The other has to do with Social Security’s retirement benefit formula. It is way too complicated to explain in the short space of this column, but being born in 1954 would mean a few extra bucks in your monthly Social Security retirement check. Take my word for it.

So normally I would suggest that you think about trying to get your birthdate changed by contacting the registrar in the county or state where your birth certificate resides. (It is doubtful they would amend your birth record based on your aunt’s allegation alone.)

But because of a strange little twist in the law, you don’t have to worry about that. And the twist says that you attain your legal age on the day preceding your birthday. For most of us, that has no consequences. I was born on June 22, and the fact that I legally attain my age on June 21 is meaningless.

But it is full of meaning — at least for Social Security purposes — if you were born on the 1st. For example, Sue was born on Sept. 1, 1952, and wants her benefits to start when she turns 66 in September of this year. She actually can get a check for August because she legally turns 66 on Aug. 31.

And it is extra meaningful if you were born on Jan. 1, as in your case. Your birth certificate shows you were born Jan. 1, 1955, but you legally attain your age on Dec. 31, 1954. So you are going to get all the Social Security advantages of being born in 1954 even though your birth certificate shows you were born in 1955. Weird, huh?

Q: I always thought I was born on Nov. 22, 1952. That is the date I always have used, and it is in my Social Security records. I am now in the process of getting my paperwork together to file for Social Security this year. Imagine my shock when I got my birth certificate and it shows I was born Nov. 21, 1952. How will I explain this to the Social Security people?

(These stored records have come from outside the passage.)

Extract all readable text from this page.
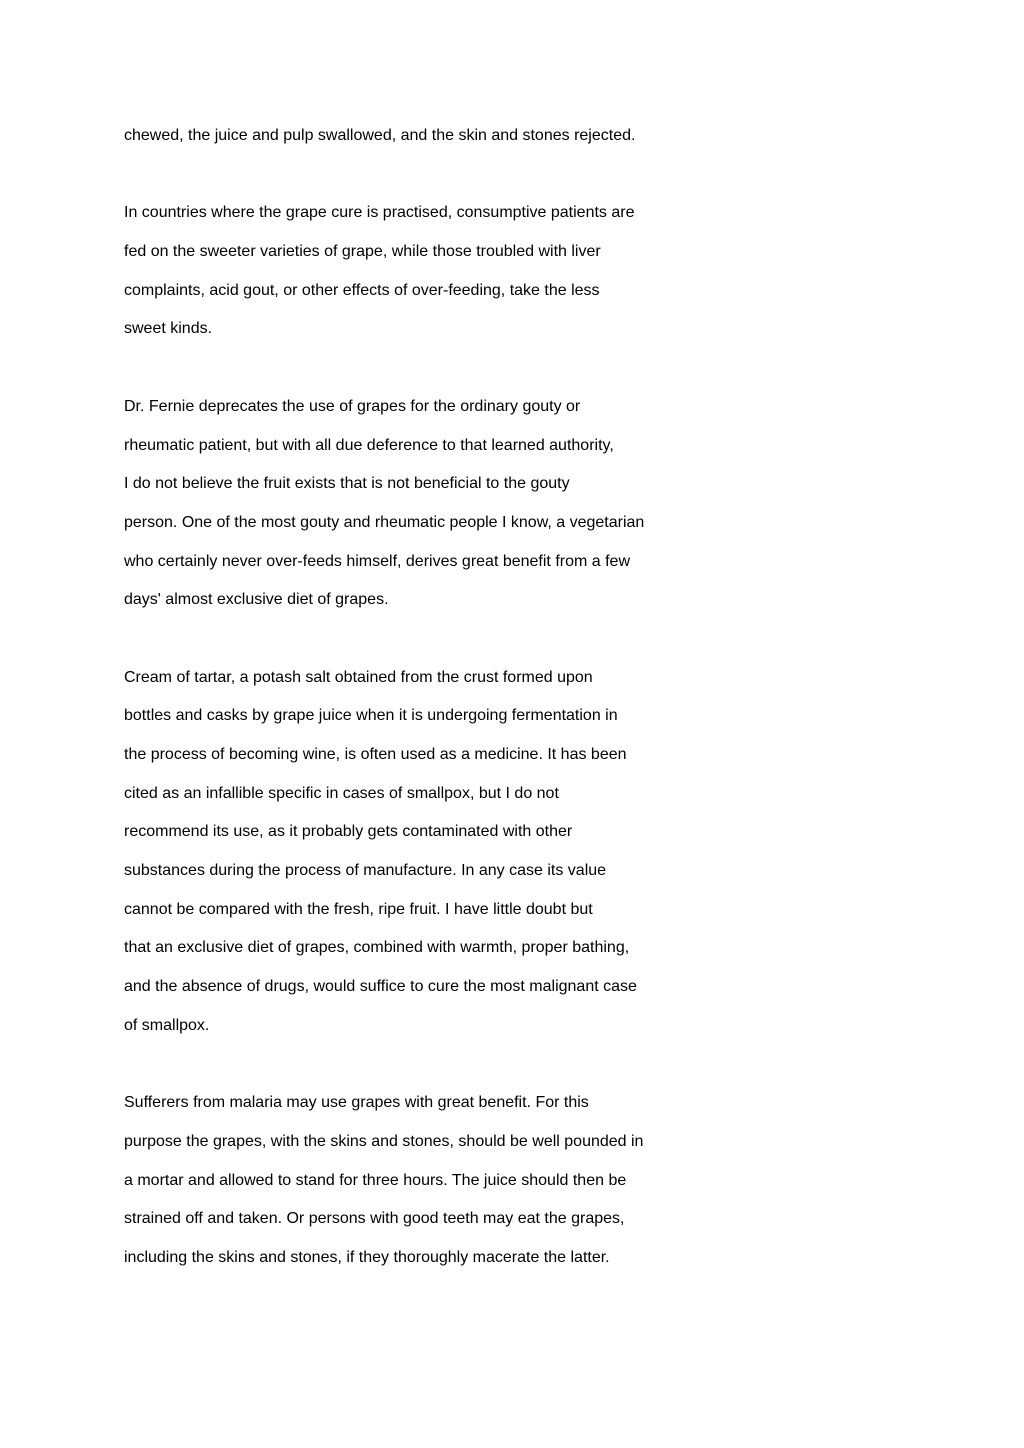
chewed, the juice and pulp swallowed, and the skin and stones rejected.
In countries where the grape cure is practised, consumptive patients are
fed on the sweeter varieties of grape, while those troubled with liver
complaints, acid gout, or other effects of over-feeding, take the less
sweet kinds.
Dr. Fernie deprecates the use of grapes for the ordinary gouty or
rheumatic patient, but with all due deference to that learned authority,
I do not believe the fruit exists that is not beneficial to the gouty
person. One of the most gouty and rheumatic people I know, a vegetarian
who certainly never over-feeds himself, derives great benefit from a few
days' almost exclusive diet of grapes.
Cream of tartar, a potash salt obtained from the crust formed upon
bottles and casks by grape juice when it is undergoing fermentation in
the process of becoming wine, is often used as a medicine. It has been
cited as an infallible specific in cases of smallpox, but I do not
recommend its use, as it probably gets contaminated with other
substances during the process of manufacture. In any case its value
cannot be compared with the fresh, ripe fruit. I have little doubt but
that an exclusive diet of grapes, combined with warmth, proper bathing,
and the absence of drugs, would suffice to cure the most malignant case
of smallpox.
Sufferers from malaria may use grapes with great benefit. For this
purpose the grapes, with the skins and stones, should be well pounded in
a mortar and allowed to stand for three hours. The juice should then be
strained off and taken. Or persons with good teeth may eat the grapes,
including the skins and stones, if they thoroughly macerate the latter.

A: You will explain it to them the way you just did to me. It’s no big deal. The difference in the day of birth (unless it happens to be the first of the month) is meaningless for Social Security purposes.

Q: My 84-year-old father just died. We just got his death certificate, and we were surprised to learn that it lists his date of birth as Jan. 22, 1933. But all of his life, we thought he was born on Jan. 22, 1934. After talking to my mother, we were shocked to learn that dad had some problems in his early years and may have somehow messed up his date of birth on official records, including Social Security records. Is this glitch going to cause any problems when my mom tries to claim widow’s benefits on dad’s account?

A: As I explained at the beginning of this column, SSA is pretty meticulous about establishing the correct date of birth when someone applies for Social Security benefits. In other words, when your dad first signed up for his Social Security, they would have secured some kind of birth record that proved he was born on Jan. 22, 1934.

I have no idea why his death certificate shows he was born in 1933. But it’s a moot point. Your mother’s widow’s benefits will not be affected by that little glitch.